"When I say so." And Judas turned away.


XXXI
THE SHEIKHS

Deborah's flight from the city had not been for her own personal safety, else she would have taken Caleb with her. When she emerged from the crevice, instead of going northward toward the fastnesses of the Maccabæans, she turned to the east, at first keeping close to the city wall. The night was dark except for the occasional flashes of lightning, the couriers of a coming storm. In the momentary glare she took in the stations of the few Greek sentinels who patrolled the immediate fields. They were looking for no danger from the direction of the walls, but peered outward, questioning with spear-point every shadow which the sudden flashes projected beyond the rocks and bushes.

It was thus not difficult for Deborah to reach without detection the extreme northeastern angle of the city. She here sat down to watch for opportunity to pass unobserved into the open ground beyond. She thought of the old walls at her back, worn by the storms of centuries, and broken by the war-shocks of many generations; the armored forms close to her, each one like the claw of the monster power of Syria which was crushing, tearing, devouring the nation; the great black sky overhead, like some flying dragon, so vast as to cover and smother the land. How little was she! Only a single fibre in the writhing flesh of the victim! Her life was so insignificant! Doubtless before many days she would lay it down, if she remained in the city; perhaps sooner on this adventure.

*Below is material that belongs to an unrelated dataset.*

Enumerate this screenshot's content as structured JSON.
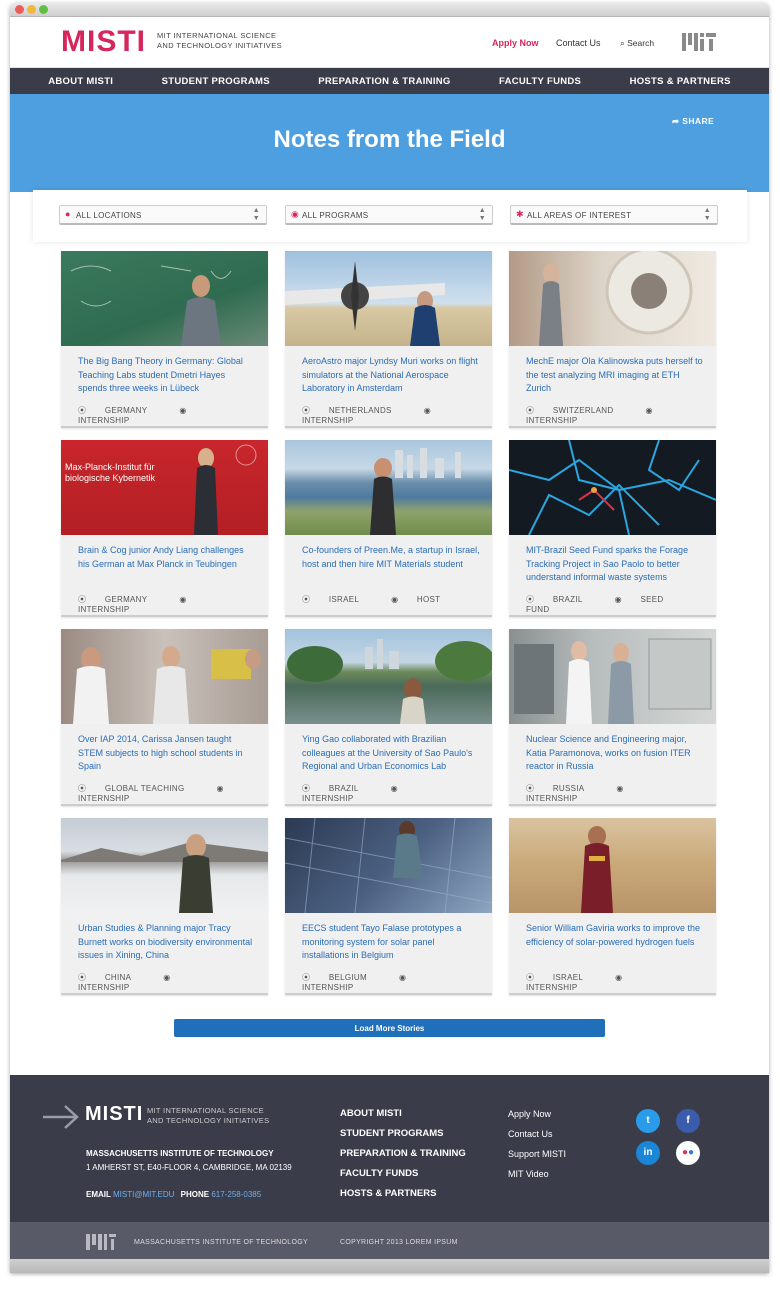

Her fingers felt between them a tiny berry. "I am less than this," she thought, "for it may abide when I am gone. Yet if I press this seed down into the dirt, it will breed life in its decay. May I not yield something if I fall? What now if I can bring to Judas a hundred men! That will be worth dying for! He would not allow me to make this venture if he knew it. That is well; then that brave heart cannot bear the blame if it miscarry. So I give my life to God and His cause."

She pressed the berry into the ground, and smoothed the dirt above it with her hand.

The lightning split the heavens with terrific shock. A tower above the eastern gate caught the bolt as a shield would ward a flaming dart. The rain came down in torrents. The sentinels retired closer to the walls, drawing nearer together as their line shortened. In a moment Deborah would be discovered! But while their eyes were dazed by another crash she pushed boldly between them and ran.